機能面での最大の特徴はデジタル放送への対応を一気に充実させたことだ。
デジタル放送でもペイパービューなどに多い、コピー禁止番組は録画できないが、主流のコピーワンス放送──1度のみ録画を許可された番組の録画は行え、付属ソフトである「Magic Player」で再生できる。
録画された番組はMPEGファイルの一般的な拡張子「mpg」で保存されるが、コピーワンス番組を録画した場合には再生可能なのは「Magic Player」だけとなる。
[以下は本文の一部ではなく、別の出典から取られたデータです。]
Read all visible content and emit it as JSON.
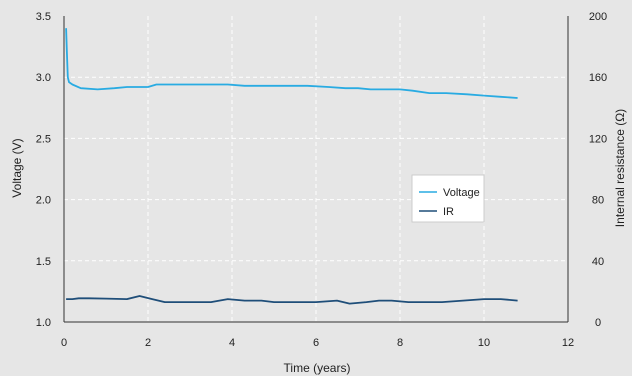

WindowsMediaPlayerなどで再生しようとすると、最初の数秒間だけが再生されるが(CGMS-A信号検出までの時間で、暗号化されていない部分)、すぐに再生が乱れる。HDDには独自の方法で暗号化されて保存される仕組みだからだ。
さて、本機のさらなる特徴としては、その録画したコピーワンス番組をDVD-RW、DVD-RAMといったCPRM対応メディアにDVD-VRフォーマットでムーブできることだ。
付属のDVDオーサリングソフトであるサイバーリンク製「PowerProducer 3 CPRM for I-O DATA」では、本機でデジタル放送を録画した「暗号化されたMPEGファイル」の読み込みが可能で、CPRM対応メディアにDVD-VRフォーマットで書き出すことができる。DVDメディアへの書き込みが終了するとHDD上の録画ファイルは削除されるようになっており、DVDレコーダーと同様にムーブする形態となる。なお録画クオリティ自体は720×480ピクセル(D1)のSDクオリティとなるが、DVDメディアに書き込めば再生機器はCPRMメディア対応のものが必須となるだけで、この条件は家庭用DVDレコーダーなどでも同じ。少なくともPCでデジタル放送を録画するデメリットは大幅に薄れたことになるといえる。
なお当然だが、デジタル放送の録画番組に関するエクスポート機能は「PowerProducer 3 CPRM for I-O DATA」以外には行えない。携帯電話などで再生可能なMPEG-4ファイルなどへの変換が行える「GV Encoder」も利用できない。もっとも現状のルールではMPEG-4ファイルなどへ変換する場合でもオリジナルファイルを削除することになるので、あえてサポートする必要性は薄いということなのだろうか。もちろん携帯ビデオプレーヤー機器も普及してきていることだし、このあたりはアップデータなどで対応されるかもしれない。
さて、デジタル放送を録画したMPEGファイルや番組情報が記録されたファイルは、PC内で自由にコピーすることこそはできる。しかしオリジナルの情報が別管理されているため、そのMPEGファイルの取り扱いは事実上できなくなる。
たとえば関連ファイルを丸ごと別HDDにコピーしたファイルを「PowerProducer 3 CPRM for I-O DATA」でDVDメディアへムーブ作業をしてみる。この場合、オリジナルのMPEGファイルは形としては残るが、暗号化情報が失われるためそのファイルはもはや再生できないという感じである。まぁ当然だが、PCだからといって簡単に複製を作ることはできない。恒久的に保存しておきたい番組はさっさとDVDメディアに記録しておくのが正解だろうし、これが可能になっただけでもPCでデジタル放送を録画する意味が増えたといえる。